Se encuentran contemplados por la ley 26.682 y reglamentados por el decreto 1993/2011, el régimen de regulación de las empresas de medicina prepaga, los planes de adhesión voluntaria y los planes superadores o complementarios por mayores servicios que comercialicen los Agentes del Seguro de Salud (ASS) contemplados en las leyes 23.660 y 23.661. Expresamente, el art. 28 de la ley 26.682 la califica de orden público y establece que rige en todo el territorio nacional.
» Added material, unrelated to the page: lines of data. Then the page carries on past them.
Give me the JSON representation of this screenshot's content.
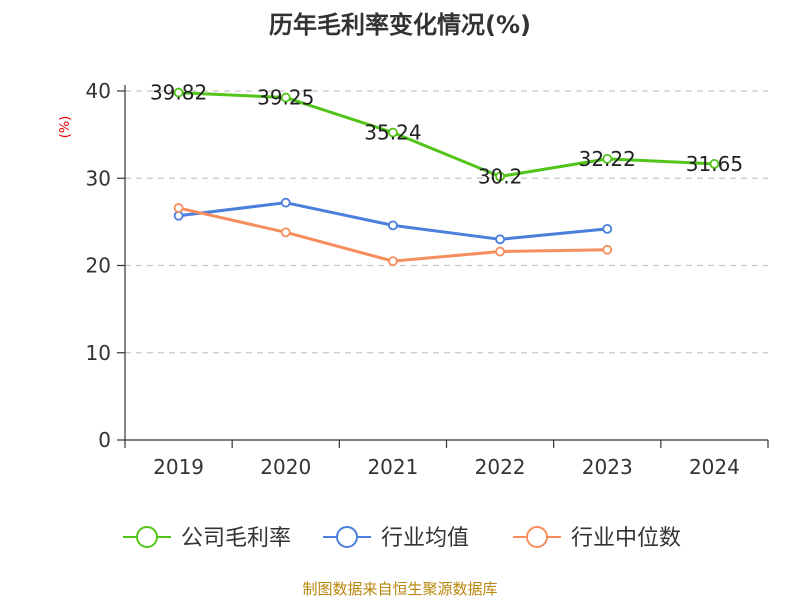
{
  "chart_data": {
    "type": "line",
    "title": "历年毛利率变化情况(%)",
    "ylabel": "(%)",
    "xlabel": "",
    "categories": [
      "2019",
      "2020",
      "2021",
      "2022",
      "2023",
      "2024"
    ],
    "ylim": [
      0,
      40
    ],
    "yticks": [
      "0",
      "10",
      "20",
      "30",
      "40"
    ],
    "grid": true,
    "legend_position": "bottom",
    "series": [
      {
        "name": "公司毛利率",
        "color": "#52c41a",
        "values": [
          39.82,
          39.25,
          35.24,
          30.2,
          32.22,
          31.65
        ],
        "labels": [
          "39.82",
          "39.25",
          "35.24",
          "30.2",
          "32.22",
          "31.65"
        ]
      },
      {
        "name": "行业均值",
        "color": "#4a7fdc",
        "values": [
          25.7,
          27.2,
          24.6,
          23.0,
          24.2,
          null
        ]
      },
      {
        "name": "行业中位数",
        "color": "#f58d5c",
        "values": [
          26.6,
          23.8,
          20.5,
          21.6,
          21.8,
          null
        ]
      }
    ]
  },
  "footer": {
    "source": "制图数据来自恒生聚源数据库"
  }
}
Con respecto a la cobertura del grupo familiar, el art. 14 dispone que: “a) Se entiende por grupo familiar primario el integrado por el cónyuge del afiliado titular, los hijos solteros hasta los veintiún (21) años, no emancipados por habilitación de edad o ejercicio de actividad profesional, comercial o laboral, los hijos solteros mayores de veintiún (21) años y hasta los veinticinco (25) años inclusive, que estén a exclusivo cargo del afiliado titular que cursen estudios regulares oficialmente reconocidos por la autoridad pertinente, los hijos incapacitados y a cargo del afiliado titular, mayores de veintiún (21) años, los hijos del cónyuge, los menores cuya guarda y tutela haya sido acordada por autoridad judicial o administrativa, que reúnan los requisitos establecidos en este inciso;
b) La persona que conviva con el afiliado titular en unión de hecho, sea o no de distinto sexo y sus hijos, según la acreditación que determine la reglamentación”.
Y, lo que es importante, en el último párrafo sostiene que “Las prestaciones no serán limitadas en ningún caso por enfermedades preexistentes ni por períodos de carencia ni pueden dar lugar a cuotas diferenciadas.
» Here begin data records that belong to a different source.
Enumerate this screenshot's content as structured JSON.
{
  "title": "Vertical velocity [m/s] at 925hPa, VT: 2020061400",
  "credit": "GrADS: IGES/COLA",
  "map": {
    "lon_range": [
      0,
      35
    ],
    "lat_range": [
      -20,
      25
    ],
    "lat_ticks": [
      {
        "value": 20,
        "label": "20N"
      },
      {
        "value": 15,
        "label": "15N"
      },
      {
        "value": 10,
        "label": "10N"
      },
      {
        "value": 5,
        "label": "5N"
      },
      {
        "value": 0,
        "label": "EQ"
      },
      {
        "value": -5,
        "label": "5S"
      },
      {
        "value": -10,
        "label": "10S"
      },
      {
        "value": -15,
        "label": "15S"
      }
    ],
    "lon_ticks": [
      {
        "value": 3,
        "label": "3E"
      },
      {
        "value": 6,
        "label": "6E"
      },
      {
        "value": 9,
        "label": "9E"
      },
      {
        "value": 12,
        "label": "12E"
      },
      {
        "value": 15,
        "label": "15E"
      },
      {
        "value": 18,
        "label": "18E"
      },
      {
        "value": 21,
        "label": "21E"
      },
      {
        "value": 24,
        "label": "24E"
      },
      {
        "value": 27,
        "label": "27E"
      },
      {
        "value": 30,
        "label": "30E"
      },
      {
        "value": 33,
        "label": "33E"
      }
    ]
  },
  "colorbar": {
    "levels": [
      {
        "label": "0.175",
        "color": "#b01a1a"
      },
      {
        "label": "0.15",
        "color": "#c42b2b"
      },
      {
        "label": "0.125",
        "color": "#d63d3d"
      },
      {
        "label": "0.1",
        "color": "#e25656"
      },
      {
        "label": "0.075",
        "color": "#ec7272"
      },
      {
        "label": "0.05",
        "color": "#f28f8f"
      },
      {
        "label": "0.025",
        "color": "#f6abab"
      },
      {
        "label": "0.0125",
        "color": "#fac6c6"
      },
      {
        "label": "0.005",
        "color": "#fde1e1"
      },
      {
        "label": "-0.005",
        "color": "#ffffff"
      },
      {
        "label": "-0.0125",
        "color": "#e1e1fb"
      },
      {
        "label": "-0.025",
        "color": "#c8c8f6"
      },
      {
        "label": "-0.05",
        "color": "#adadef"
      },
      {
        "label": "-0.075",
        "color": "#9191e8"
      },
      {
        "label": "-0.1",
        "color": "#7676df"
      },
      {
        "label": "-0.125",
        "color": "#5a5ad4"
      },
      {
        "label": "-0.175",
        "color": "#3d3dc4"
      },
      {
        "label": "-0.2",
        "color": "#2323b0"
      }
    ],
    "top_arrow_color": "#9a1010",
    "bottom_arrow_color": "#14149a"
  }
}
El art. 26 de la misma ley regula los derechos de los usuarios al disponer que, sin perjuicio de los que establezcan las demás normas de aplicación, los usuarios gozan de los siguientes derechos:
“a) Derecho a las prestaciones de emergencia: los usuarios tienen derecho, en caso de duda, a recibir las prestaciones de emergencia, correspondiendo en forma posterior resolver si se encuentran cubiertas por el plan contratado;
b) Derecho a la equivalencia: los usuarios tienen derecho a una adecuada equivalencia de la calidad de los servicios contratados durante toda la relación contractual”.
[1] Garay, Oscar Ernesto, La medicina privada, Ad-Hoc, Buenos Aires, 2002, pág. 125.
[2] Voto Juez Lorenzetti en “Cambiaso Péres de Nealón, Celia María Ana y otro c/CEMIC”, Fallos: 330:3725.